This photo taken by the Australian Maritime Safety Authority on March 21, 2014 shows search and rescue officers coordinating the search for missing Malaysia Airlines flight MH370 in their Rescue Coordination Centre in Canberra, Australia. The airliner, which was carrying 239 people, has been missing since March 8, 2014. (UPI/Australian Maritime Safety Authority) | License Photo
KUALA LUMPUR, Malaysia, May 1 (UPI) -- The Malaysian government has released the report mandated by the International Civil Aviation Organization regarding missing Malaysia Airlines flight 370.
The five page document presents the facts -- as they are known -- of MH 370's flight history and subsequent investigation.
MH 370 departed Kuala Lumpur at 12:41 a.m. local time on March 8 en route to Beijing. At 1:19 a.m., Kuala Lumpur air traffic control advised the pilots to contact Ho Chi Minh air traffic control and relayed the radio frequency. "MH 370 acknowledged with 'Good night Malaysian Three Seven Zero.'"
Those were the last recorded words from the cockpit.
At 1:21 a.m., MH370 was viewable on radar. Nine seconds later, however, the radar label disappeared.
Ho Chi Minh air traffic control contacted Kuala Lumpur air traffic control at 1:38 a.m., asking for the whereabouts of MH 370. Kuala Lumpur air traffic controllers reached out to Malaysia Airlines operations center as well as airports in Singapore, Hong Kong, and Phnom Penh. None reported contact with MH370.

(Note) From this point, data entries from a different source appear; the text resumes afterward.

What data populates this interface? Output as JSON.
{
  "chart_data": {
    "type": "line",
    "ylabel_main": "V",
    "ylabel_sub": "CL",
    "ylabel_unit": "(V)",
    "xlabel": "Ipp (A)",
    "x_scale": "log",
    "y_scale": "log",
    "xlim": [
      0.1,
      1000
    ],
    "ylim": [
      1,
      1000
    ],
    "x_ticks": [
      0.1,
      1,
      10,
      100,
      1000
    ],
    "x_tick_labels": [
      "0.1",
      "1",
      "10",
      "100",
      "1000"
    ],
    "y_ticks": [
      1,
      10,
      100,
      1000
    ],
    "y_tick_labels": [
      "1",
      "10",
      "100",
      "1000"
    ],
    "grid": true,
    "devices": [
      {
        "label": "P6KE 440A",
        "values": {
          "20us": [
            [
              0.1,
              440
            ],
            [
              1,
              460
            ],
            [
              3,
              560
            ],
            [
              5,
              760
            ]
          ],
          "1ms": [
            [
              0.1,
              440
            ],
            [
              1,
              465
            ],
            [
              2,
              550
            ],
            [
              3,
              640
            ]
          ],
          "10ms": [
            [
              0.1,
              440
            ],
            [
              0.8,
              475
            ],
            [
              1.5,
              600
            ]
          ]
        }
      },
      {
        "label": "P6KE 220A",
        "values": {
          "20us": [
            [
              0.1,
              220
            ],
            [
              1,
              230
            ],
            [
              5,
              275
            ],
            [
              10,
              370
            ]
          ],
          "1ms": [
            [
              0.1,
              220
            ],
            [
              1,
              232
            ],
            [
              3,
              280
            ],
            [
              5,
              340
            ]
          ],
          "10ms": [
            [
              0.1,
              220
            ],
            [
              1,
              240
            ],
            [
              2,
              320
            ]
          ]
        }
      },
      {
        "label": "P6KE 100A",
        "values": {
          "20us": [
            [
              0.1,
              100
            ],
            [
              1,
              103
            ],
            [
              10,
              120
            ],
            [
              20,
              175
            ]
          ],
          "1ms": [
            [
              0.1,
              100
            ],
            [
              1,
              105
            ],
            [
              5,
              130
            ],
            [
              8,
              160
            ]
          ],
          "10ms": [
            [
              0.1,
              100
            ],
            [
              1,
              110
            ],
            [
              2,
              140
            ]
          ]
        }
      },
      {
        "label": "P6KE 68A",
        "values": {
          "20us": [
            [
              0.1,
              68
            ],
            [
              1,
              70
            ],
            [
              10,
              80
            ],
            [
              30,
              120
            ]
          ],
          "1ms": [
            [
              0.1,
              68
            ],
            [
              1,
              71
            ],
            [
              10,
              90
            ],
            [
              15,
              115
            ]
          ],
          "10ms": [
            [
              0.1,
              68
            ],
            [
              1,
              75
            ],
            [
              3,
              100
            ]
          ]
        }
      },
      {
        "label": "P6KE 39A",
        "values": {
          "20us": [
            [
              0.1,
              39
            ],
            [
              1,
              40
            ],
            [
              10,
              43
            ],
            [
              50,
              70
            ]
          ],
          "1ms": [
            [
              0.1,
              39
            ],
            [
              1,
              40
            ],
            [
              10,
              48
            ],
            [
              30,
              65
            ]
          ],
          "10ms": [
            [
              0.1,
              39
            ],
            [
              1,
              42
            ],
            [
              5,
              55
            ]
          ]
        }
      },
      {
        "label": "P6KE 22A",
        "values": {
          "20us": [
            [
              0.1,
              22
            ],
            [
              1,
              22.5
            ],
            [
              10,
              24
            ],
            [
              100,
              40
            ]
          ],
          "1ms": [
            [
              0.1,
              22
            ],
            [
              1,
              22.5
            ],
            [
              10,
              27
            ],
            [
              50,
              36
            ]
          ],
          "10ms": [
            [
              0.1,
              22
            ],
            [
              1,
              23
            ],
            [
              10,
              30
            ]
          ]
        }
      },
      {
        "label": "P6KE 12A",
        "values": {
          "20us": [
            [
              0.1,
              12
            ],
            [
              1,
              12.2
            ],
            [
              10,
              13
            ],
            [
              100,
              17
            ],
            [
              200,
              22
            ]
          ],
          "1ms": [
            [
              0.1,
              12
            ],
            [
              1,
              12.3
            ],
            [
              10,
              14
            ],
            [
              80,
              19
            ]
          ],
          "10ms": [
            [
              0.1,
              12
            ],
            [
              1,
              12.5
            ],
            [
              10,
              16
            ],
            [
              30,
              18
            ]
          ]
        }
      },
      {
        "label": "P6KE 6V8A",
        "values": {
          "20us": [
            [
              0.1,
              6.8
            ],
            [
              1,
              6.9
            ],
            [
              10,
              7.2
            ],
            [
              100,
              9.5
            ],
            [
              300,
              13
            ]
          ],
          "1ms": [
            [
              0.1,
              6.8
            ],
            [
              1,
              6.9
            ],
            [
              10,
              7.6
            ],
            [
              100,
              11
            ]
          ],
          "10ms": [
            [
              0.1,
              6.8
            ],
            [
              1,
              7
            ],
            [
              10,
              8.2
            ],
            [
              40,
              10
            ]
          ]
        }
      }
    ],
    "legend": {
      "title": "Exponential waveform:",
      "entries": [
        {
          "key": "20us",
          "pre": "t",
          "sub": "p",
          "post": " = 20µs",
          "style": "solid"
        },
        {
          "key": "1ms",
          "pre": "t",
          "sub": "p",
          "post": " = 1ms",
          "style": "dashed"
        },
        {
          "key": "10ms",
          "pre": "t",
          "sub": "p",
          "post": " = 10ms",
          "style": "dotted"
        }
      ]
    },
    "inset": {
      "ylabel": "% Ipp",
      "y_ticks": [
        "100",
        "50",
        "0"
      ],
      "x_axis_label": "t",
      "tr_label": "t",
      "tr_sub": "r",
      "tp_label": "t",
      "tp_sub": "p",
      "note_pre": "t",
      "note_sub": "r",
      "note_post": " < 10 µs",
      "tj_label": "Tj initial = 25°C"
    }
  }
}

Four hours later, at 5:30 a.m. local time, "Kuala Lumpur Rescue Coordination Centre (KL RCC) was activated ... after all efort to communicate and locate the aircraft failed. Search and Rescue (SAR) operations were conducted in the South China Sea where the aircraft position was last known."
The report does not offer an explanation as to why the air traffic controllers at Kuala Lumpur International Airport waited four hours after last contact with MH 370 to activate a search and rescue operation.